Успех был нужен ему, как я понял впоследствии, только для того, чтобы убедиться, что их книги читают. Ни любопытные и почтительные взгляды сотрудников редакций и издательств, ни бесчисленные приглашения на всякого рода встречи с читателями, торжественные заседания и банкеты, ни почет, каким они с Петровым были окружены в театрах, киностудиях и организациях Союза писателей, не вызывали в нем решительно никаких радостных эмоций. Раскланиваться на премьерах было не его амплуа.

Интересная книга, общество добрых друзей и хорошее путешествие - вот что ему требовалось от жизни. Хотя, пожалуй, не все. Требовалась еще одна малость - нужно было, чтобы теми же благами располагали кроме него все его сограждане и современники. По его собственному утверждению, быть счастливым в пределах собственного организма, в пределах своей семьи, он не мог. Было необходимо, чтобы этот крохотный микрокосм благополучия плавал в благополучной среде. В ледяном океане человеческих бед и горестей было невозможно, более того, было безнравственно наслаждаться теплом своего очага.

* * *

Он терпеть не мог людей, внешним своим видом старающихся продемонстрировать свою необыкновенность и свою «причастность к искусству». Сам он выглядел, разговаривал и держался до чрезвычайности просто, так что случайному его собеседнику и в голову бы никогда не пришло, что перед ним писатель, да еще и знаменитый. Подчеркнуто обыкновенный костюм, обыкновенная манера говорить, умение внимательно слушать, очень прозрачные и блестящие стекла очков без оправы, чисто выбритое лицо с тяжелым, твердым подбородком и прищуренные, немного насмешливые глаза - все было в нем таким, каким могло быть у любого инженера, врача или учителя; пожалуй, он к этому даже стремился. Боязнь банальности - почти профессиональное свойство многих писателей - была ему совершенно неведома.

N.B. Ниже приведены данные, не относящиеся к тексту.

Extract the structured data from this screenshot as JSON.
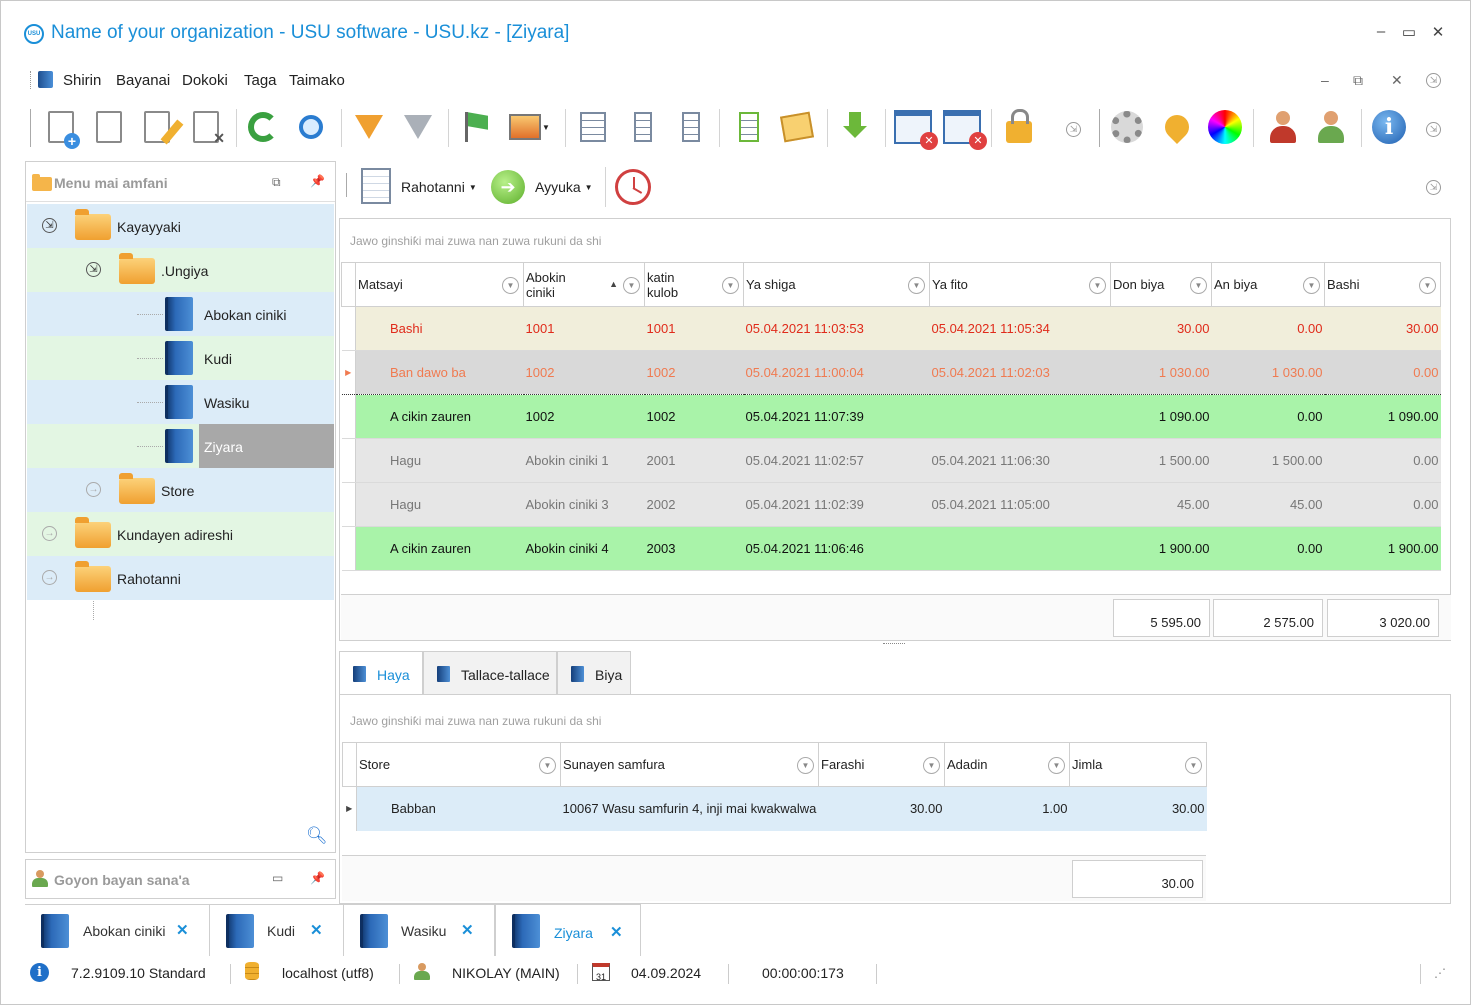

Была у него даже такая идея, что существуют в человеческом обиходе банальности, которые следует считать священными, и всякий раз, когда с человеком случается что-нибудь такое, что приводит ему на ум миллионы раз произносившиеся слова, следует эти слова произносить. Однажды, спустя несколько дней после того как у него родилась дочь, он сказал мне, соблюдая все традиционные интонации, принятые у счастливых отцов и искоса на меня поглядывая: «Рождение ребенка - это ведь все-таки чудо, правда?» Нужно признаться, я не удержался от протестующего, кажется даже иронического, замечания. И тогда он страшно на меня накричал. Не помню, какие именно доводы он приводил в защиту чувств и фраз, освященных тысячелетней традицией, но готов свидетельствовать, что ни один из известных мне апологетов оригинальности никогда не размышлял так самостоятельно и не защищал свои взгляды так красноречиво и веско, как этот человек, осмелившийся поднять голос в защиту банальности.